- Bize bu âlem, boğaz gibi dar gelmede. Keşke boğaz ve ağız, toprak yeseydi!
- چون گلو تنگ آورد بر ما جهان ** خاک خوردی کاشکی حلق و دهان
- Zaten bu ağız toprak yer. Fakat renklerle bezenmiş, çeşitli suretlere girmiş toprağı yer. 4705
- این دهان خود خاکخواری آمدست ** لیک خاکی را که آن رنگین شدست
- Oğul, bu kebap, bu şarap, bu şeker, bezenmiş, boyanmış topraktır.
- این کباب و این شراب و این شکر ** خاک رنگینست و نقشین ای پسر
- Onları yedin de onlar et ve deri oldu mu et rengine girerler, fakat onların aslı; topraktır.

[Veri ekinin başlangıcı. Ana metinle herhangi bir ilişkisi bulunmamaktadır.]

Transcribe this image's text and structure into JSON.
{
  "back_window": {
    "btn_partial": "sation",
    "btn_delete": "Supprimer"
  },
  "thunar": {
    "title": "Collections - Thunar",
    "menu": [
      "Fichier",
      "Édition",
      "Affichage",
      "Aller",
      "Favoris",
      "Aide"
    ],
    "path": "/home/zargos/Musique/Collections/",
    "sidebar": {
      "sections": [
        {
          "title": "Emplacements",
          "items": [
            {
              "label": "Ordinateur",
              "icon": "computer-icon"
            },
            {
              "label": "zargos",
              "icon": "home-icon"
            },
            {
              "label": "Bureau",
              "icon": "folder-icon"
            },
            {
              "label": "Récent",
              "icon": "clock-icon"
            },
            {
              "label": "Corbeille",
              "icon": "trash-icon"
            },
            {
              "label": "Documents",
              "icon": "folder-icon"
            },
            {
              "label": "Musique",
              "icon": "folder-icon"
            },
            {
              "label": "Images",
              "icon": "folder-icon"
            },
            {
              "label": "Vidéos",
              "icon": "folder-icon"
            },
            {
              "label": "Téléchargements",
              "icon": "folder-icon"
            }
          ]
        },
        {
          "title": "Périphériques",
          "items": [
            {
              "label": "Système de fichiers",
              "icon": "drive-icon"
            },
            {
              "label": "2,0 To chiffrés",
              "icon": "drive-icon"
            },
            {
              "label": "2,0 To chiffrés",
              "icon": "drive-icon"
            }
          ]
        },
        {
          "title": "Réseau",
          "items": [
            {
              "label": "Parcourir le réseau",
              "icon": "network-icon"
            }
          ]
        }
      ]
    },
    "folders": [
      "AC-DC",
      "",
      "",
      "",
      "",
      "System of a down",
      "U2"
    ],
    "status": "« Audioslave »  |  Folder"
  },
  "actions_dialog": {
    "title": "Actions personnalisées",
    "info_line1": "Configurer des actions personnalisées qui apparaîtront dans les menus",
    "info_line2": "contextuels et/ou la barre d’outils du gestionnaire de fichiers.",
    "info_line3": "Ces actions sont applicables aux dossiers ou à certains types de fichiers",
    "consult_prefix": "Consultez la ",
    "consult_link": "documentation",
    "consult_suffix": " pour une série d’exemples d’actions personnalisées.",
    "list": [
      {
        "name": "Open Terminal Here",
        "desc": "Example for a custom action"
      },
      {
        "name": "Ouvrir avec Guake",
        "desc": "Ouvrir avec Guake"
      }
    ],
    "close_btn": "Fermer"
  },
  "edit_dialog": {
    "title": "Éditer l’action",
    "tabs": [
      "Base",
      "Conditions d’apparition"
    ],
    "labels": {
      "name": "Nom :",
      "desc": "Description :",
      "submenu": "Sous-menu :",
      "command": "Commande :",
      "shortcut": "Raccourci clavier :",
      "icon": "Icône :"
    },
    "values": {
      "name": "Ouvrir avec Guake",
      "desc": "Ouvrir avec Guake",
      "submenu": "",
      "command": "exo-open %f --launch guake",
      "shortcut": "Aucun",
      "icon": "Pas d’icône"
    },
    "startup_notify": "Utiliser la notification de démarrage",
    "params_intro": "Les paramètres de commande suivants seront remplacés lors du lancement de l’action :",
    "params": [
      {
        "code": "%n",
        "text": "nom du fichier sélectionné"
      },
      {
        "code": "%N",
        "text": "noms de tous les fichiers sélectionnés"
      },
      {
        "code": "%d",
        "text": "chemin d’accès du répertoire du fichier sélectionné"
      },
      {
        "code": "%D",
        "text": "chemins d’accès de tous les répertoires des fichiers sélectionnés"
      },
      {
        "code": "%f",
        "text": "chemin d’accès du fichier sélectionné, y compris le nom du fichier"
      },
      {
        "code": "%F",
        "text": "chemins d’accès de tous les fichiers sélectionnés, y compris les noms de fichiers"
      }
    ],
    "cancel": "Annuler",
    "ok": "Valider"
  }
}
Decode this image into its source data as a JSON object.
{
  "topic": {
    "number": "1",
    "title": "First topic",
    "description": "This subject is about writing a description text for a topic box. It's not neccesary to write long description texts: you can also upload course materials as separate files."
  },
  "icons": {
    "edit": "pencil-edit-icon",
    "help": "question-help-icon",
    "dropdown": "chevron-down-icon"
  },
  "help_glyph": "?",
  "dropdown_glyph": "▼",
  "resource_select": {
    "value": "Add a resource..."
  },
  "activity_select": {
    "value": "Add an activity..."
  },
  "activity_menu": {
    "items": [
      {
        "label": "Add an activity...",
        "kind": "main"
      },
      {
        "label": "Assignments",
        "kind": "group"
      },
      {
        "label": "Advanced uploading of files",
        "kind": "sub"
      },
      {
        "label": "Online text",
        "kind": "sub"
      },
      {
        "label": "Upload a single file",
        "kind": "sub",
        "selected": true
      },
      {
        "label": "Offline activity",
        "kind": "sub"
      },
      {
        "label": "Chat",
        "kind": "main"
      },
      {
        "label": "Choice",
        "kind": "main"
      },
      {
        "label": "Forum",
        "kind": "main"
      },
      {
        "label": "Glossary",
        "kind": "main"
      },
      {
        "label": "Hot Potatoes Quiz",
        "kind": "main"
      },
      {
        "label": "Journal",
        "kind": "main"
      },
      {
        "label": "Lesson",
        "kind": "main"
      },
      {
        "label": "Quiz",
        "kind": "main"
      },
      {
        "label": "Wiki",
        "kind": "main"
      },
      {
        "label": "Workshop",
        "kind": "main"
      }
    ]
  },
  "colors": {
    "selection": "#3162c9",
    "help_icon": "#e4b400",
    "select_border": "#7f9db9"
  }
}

- چونک خوردی و شد آن لحم و پوست ** رنگ لحمش داد و این هم خاک کوست
- Hem topraktan türlü türlü şeyler yapar, hem de yine hepsini ufalar, toprak haline sokar.
- هم ز خاکی بخیه بر گل میزند ** جمله را هم باز خاکی میکند
- Hintli; Kıpçak; Rum ülkesinin halkı ve Habeş... Hepsi de mezarlarında hoş bir halde aynı renktedir.

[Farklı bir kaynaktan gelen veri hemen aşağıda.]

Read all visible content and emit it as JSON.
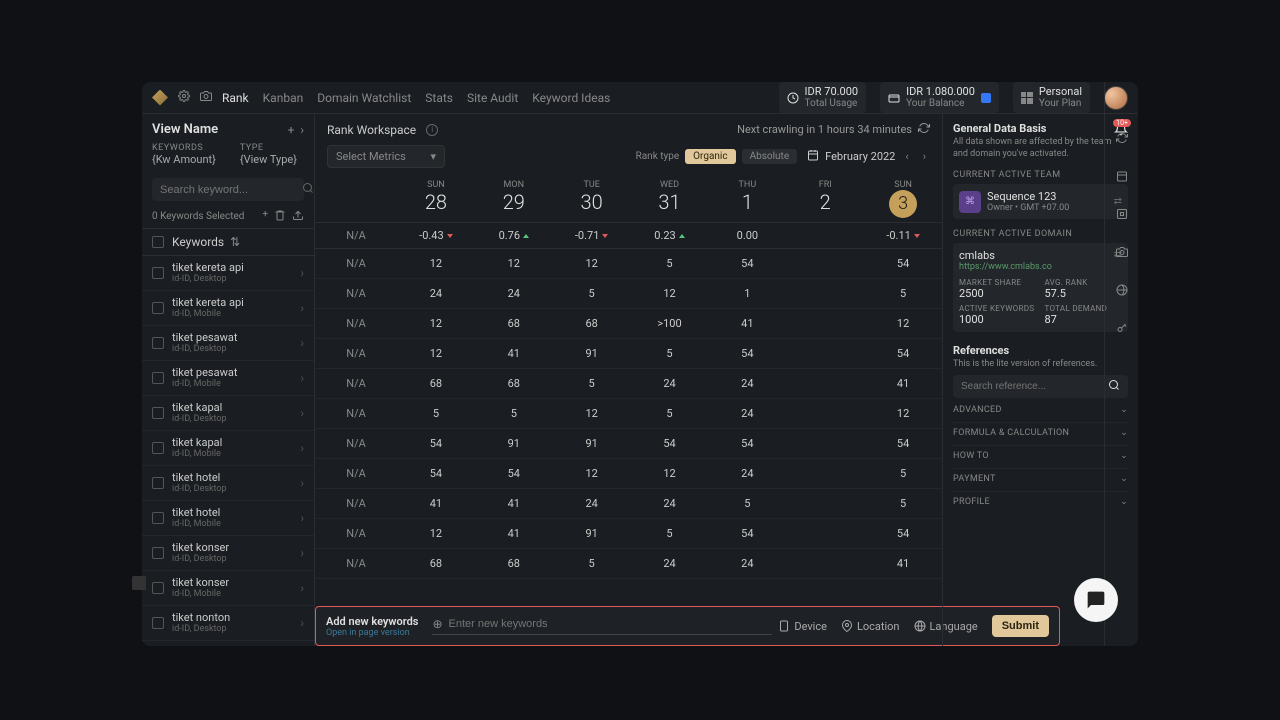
{
  "topbar": {
    "nav": [
      "Rank",
      "Kanban",
      "Domain Watchlist",
      "Stats",
      "Site Audit",
      "Keyword Ideas"
    ],
    "usage": {
      "amount": "IDR 70.000",
      "label": "Total Usage"
    },
    "balance": {
      "amount": "IDR 1.080.000",
      "label": "Your Balance"
    },
    "plan": {
      "name": "Personal",
      "label": "Your Plan"
    }
  },
  "sidebar": {
    "view_name": "View Name",
    "keywords_lbl": "KEYWORDS",
    "type_lbl": "TYPE",
    "kw_amount": "{Kw Amount}",
    "view_type": "{View Type}",
    "search_placeholder": "Search keyword...",
    "selected": "0 Keywords Selected",
    "header": "Keywords",
    "rows": [
      {
        "name": "tiket kereta api",
        "sub": "id-ID, Desktop"
      },
      {
        "name": "tiket kereta api",
        "sub": "id-ID, Mobile"
      },
      {
        "name": "tiket pesawat",
        "sub": "id-ID, Desktop"
      },
      {
        "name": "tiket pesawat",
        "sub": "id-ID, Mobile"
      },
      {
        "name": "tiket kapal",
        "sub": "id-ID, Desktop"
      },
      {
        "name": "tiket kapal",
        "sub": "id-ID, Mobile"
      },
      {
        "name": "tiket hotel",
        "sub": "id-ID, Desktop"
      },
      {
        "name": "tiket hotel",
        "sub": "id-ID, Mobile"
      },
      {
        "name": "tiket konser",
        "sub": "id-ID, Desktop"
      },
      {
        "name": "tiket konser",
        "sub": "id-ID, Mobile"
      },
      {
        "name": "tiket nonton",
        "sub": "id-ID, Desktop"
      }
    ]
  },
  "main": {
    "workspace": "Rank Workspace",
    "crawl": "Next crawling in 1 hours 34 minutes",
    "select_metrics": "Select Metrics",
    "rank_type_lbl": "Rank type",
    "organic": "Organic",
    "absolute": "Absolute",
    "month": "February 2022",
    "days": [
      {
        "d": "SUN",
        "n": "28"
      },
      {
        "d": "MON",
        "n": "29"
      },
      {
        "d": "TUE",
        "n": "30"
      },
      {
        "d": "WED",
        "n": "31"
      },
      {
        "d": "THU",
        "n": "1"
      },
      {
        "d": "FRI",
        "n": "2"
      },
      {
        "d": "SUN",
        "n": "3",
        "hl": true
      }
    ],
    "na": "N/A",
    "deltas": [
      {
        "v": "-0.43",
        "dir": "down"
      },
      {
        "v": "0.76",
        "dir": "up"
      },
      {
        "v": "-0.71",
        "dir": "down"
      },
      {
        "v": "0.23",
        "dir": "up"
      },
      {
        "v": "0.00",
        "dir": ""
      },
      {
        "v": "",
        "dir": ""
      },
      {
        "v": "-0.11",
        "dir": "down"
      }
    ],
    "data": [
      [
        "N/A",
        "12",
        "12",
        "12",
        "5",
        "54",
        "",
        "54"
      ],
      [
        "N/A",
        "24",
        "24",
        "5",
        "12",
        "1",
        "",
        "5"
      ],
      [
        "N/A",
        "12",
        "68",
        "68",
        ">100",
        "41",
        "",
        "12"
      ],
      [
        "N/A",
        "12",
        "41",
        "91",
        "5",
        "54",
        "",
        "54"
      ],
      [
        "N/A",
        "68",
        "68",
        "5",
        "24",
        "24",
        "",
        "41"
      ],
      [
        "N/A",
        "5",
        "5",
        "12",
        "5",
        "24",
        "",
        "12"
      ],
      [
        "N/A",
        "54",
        "91",
        "91",
        "54",
        "54",
        "",
        "54"
      ],
      [
        "N/A",
        "54",
        "54",
        "12",
        "12",
        "24",
        "",
        "5"
      ],
      [
        "N/A",
        "41",
        "41",
        "24",
        "24",
        "5",
        "",
        "5"
      ],
      [
        "N/A",
        "12",
        "41",
        "91",
        "5",
        "54",
        "",
        "54"
      ],
      [
        "N/A",
        "68",
        "68",
        "5",
        "24",
        "24",
        "",
        "41"
      ]
    ]
  },
  "right": {
    "title": "General Data Basis",
    "sub": "All data shown are affected by the team and domain you've activated.",
    "bell_badge": "10+",
    "team_lbl": "CURRENT ACTIVE TEAM",
    "team_name": "Sequence 123",
    "team_role": "Owner • GMT +07.00",
    "domain_lbl": "CURRENT ACTIVE DOMAIN",
    "domain_name": "cmlabs",
    "domain_url": "https://www.cmlabs.co",
    "stats": [
      {
        "l": "MARKET SHARE",
        "v": "2500"
      },
      {
        "l": "AVG. RANK",
        "v": "57.5"
      },
      {
        "l": "ACTIVE KEYWORDS",
        "v": "1000"
      },
      {
        "l": "TOTAL DEMAND",
        "v": "87"
      }
    ],
    "ref_title": "References",
    "ref_sub": "This is the lite version of references.",
    "ref_search_placeholder": "Search reference...",
    "accordion": [
      "ADVANCED",
      "FORMULA & CALCULATION",
      "HOW TO",
      "PAYMENT",
      "PROFILE"
    ]
  },
  "footer": {
    "title": "Add new keywords",
    "link": "Open in page version",
    "placeholder": "Enter new keywords",
    "device": "Device",
    "location": "Location",
    "language": "Language",
    "submit": "Submit"
  }
}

- هندو و قفچاق و رومی و حبش ** جمله یک رنگاند اندر گور خوش
- Buna dikkat et de o rengin, o güzelliğin tamamiyle bir yüz örtüsünden ibaret olduğunu, iğreti bir şey bulunduğunu bil. 4710
- تا بدانی کان همه رنگ و نگار ** جمله روپوشست و مکر و مستعار
- Bâkir renk ancak Tanrı rengidir. Ondan başka renkler, bil ki çan gibi iğreti ve bağlantıdır.

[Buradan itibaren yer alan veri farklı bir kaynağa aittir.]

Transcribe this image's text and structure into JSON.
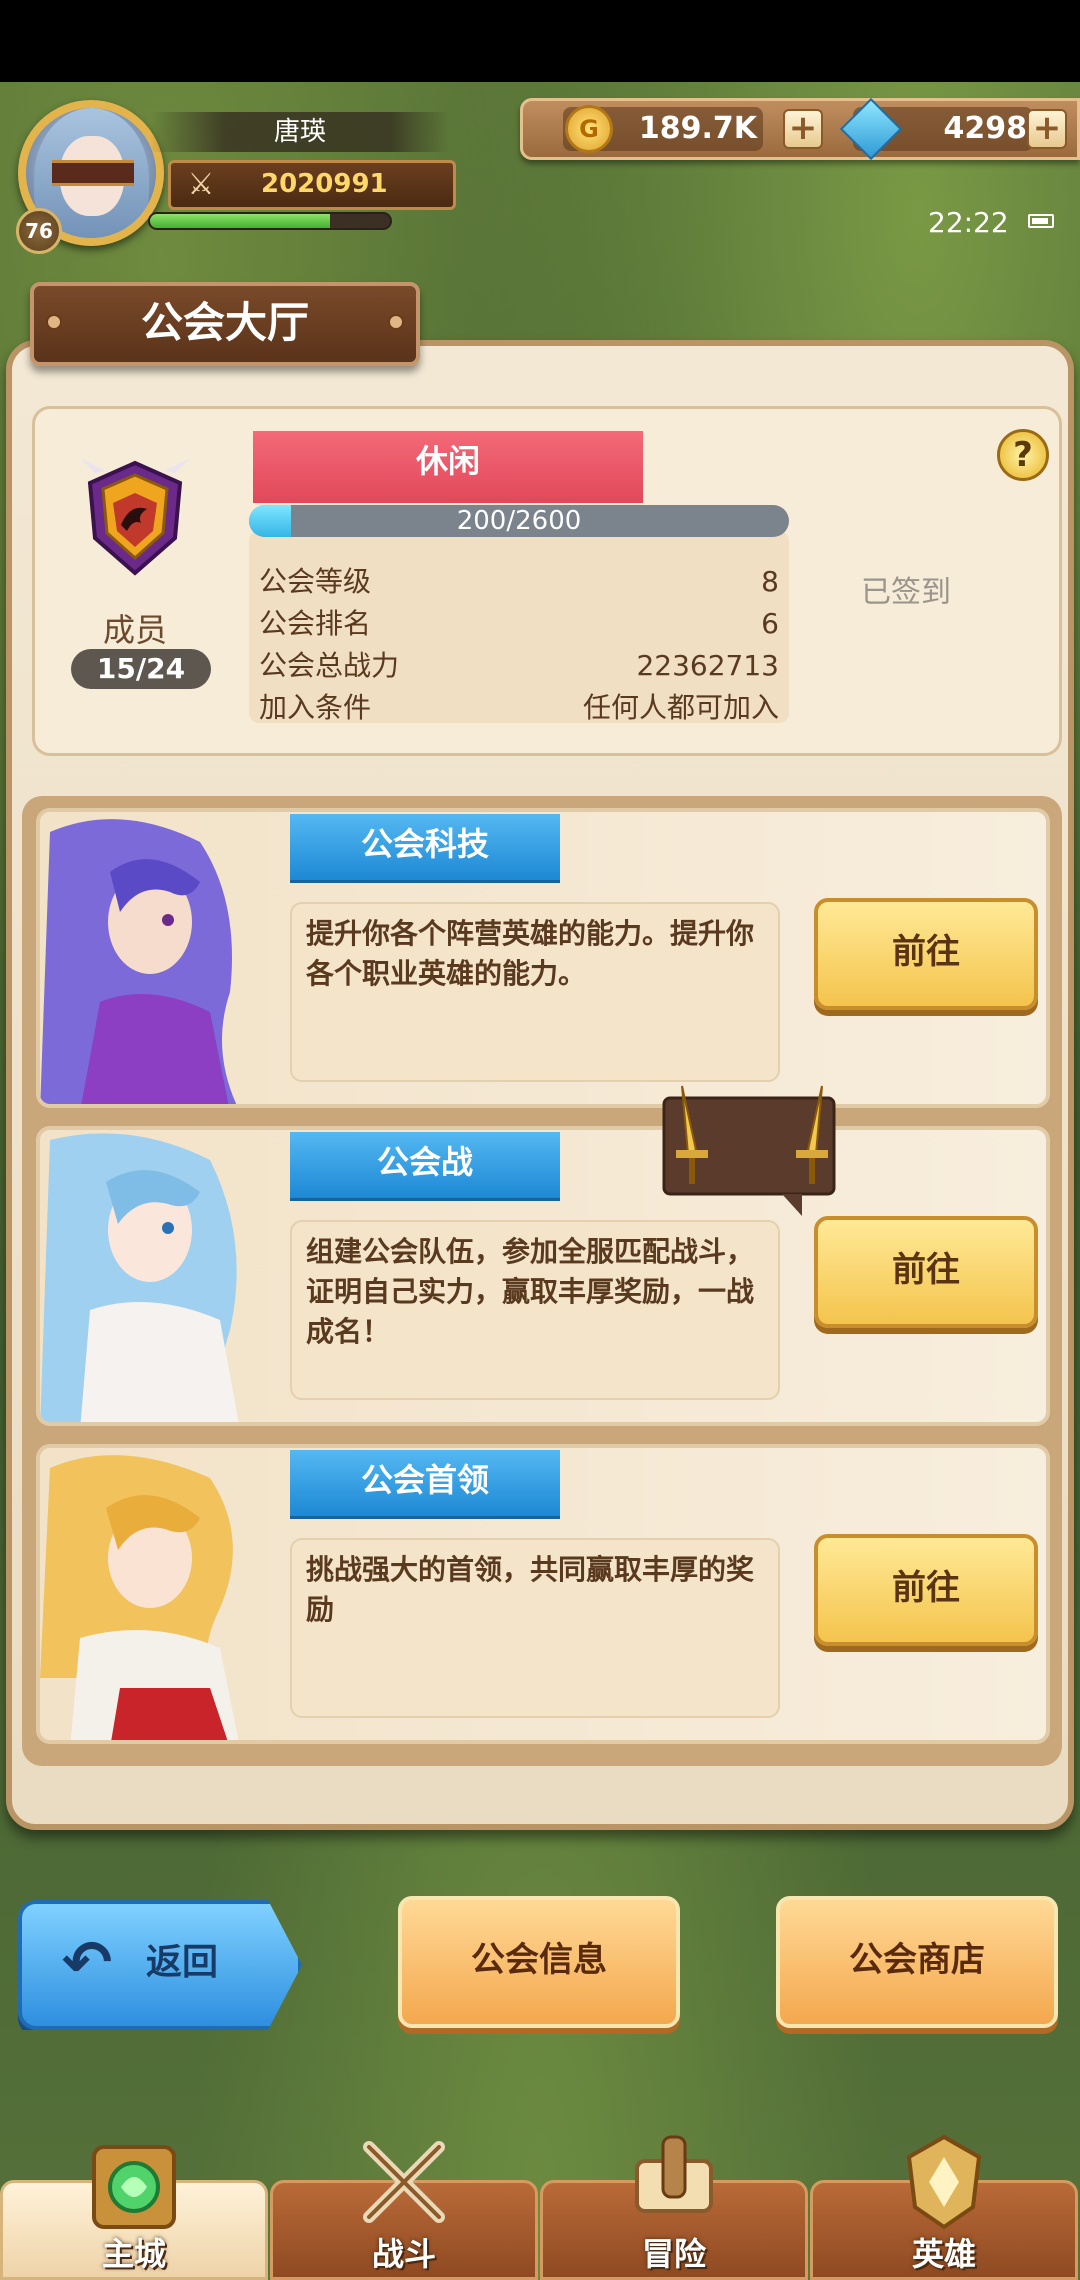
{
  "player": {
    "name": "唐瑛",
    "level": "76",
    "power": "2020991",
    "exp_fraction": 0.75
  },
  "currency": {
    "gold": "189.7K",
    "gems": "4298"
  },
  "status": {
    "time": "22:22"
  },
  "page_title": "公会大厅",
  "guild": {
    "type_label": "休闲",
    "progress_text": "200/2600",
    "progress_fraction": 0.077,
    "members_label": "成员",
    "members_count": "15/24",
    "signed_in": "已签到",
    "help": "?",
    "stats": [
      {
        "label": "公会等级",
        "value": "8"
      },
      {
        "label": "公会排名",
        "value": "6"
      },
      {
        "label": "公会总战力",
        "value": "22362713"
      },
      {
        "label": "加入条件",
        "value": "任何人都可加入"
      }
    ]
  },
  "features": [
    {
      "tag": "公会科技",
      "description": "提升你各个阵营英雄的能力。提升你各个职业英雄的能力。",
      "button": "前往"
    },
    {
      "tag": "公会战",
      "description": "组建公会队伍，参加全服匹配战斗，证明自己实力，赢取丰厚奖励，一战成名！",
      "button": "前往"
    },
    {
      "tag": "公会首领",
      "description": "挑战强大的首领，共同赢取丰厚的奖励",
      "button": "前往"
    }
  ],
  "bottom_buttons": {
    "back": "返回",
    "guild_info": "公会信息",
    "guild_shop": "公会商店"
  },
  "nav": [
    {
      "label": "主城",
      "icon": "castle-icon",
      "active": true
    },
    {
      "label": "战斗",
      "icon": "crossed-swords-icon",
      "active": false
    },
    {
      "label": "冒险",
      "icon": "scroll-map-icon",
      "active": false
    },
    {
      "label": "英雄",
      "icon": "hero-helmet-icon",
      "active": false
    }
  ],
  "colors": {
    "accent_red": "#e1485a",
    "tag_blue": "#1d88d4",
    "button_gold": "#f4c44d",
    "back_blue": "#2e8fe0"
  }
}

- رنگ باقی صبغة الله است و بس ** غیر آن بر بسته دان همچون جرس
- İbadet edenlerdeki doğruluk, takva ve yakîn rengi, ebediyen bakidir.
- رنگ صدق و رنگ تقوی و یقین ** تا ابد باقی بود بر عابدین
- Şüphe, küfran ve nifak rengi de âsiler için ebedîdir.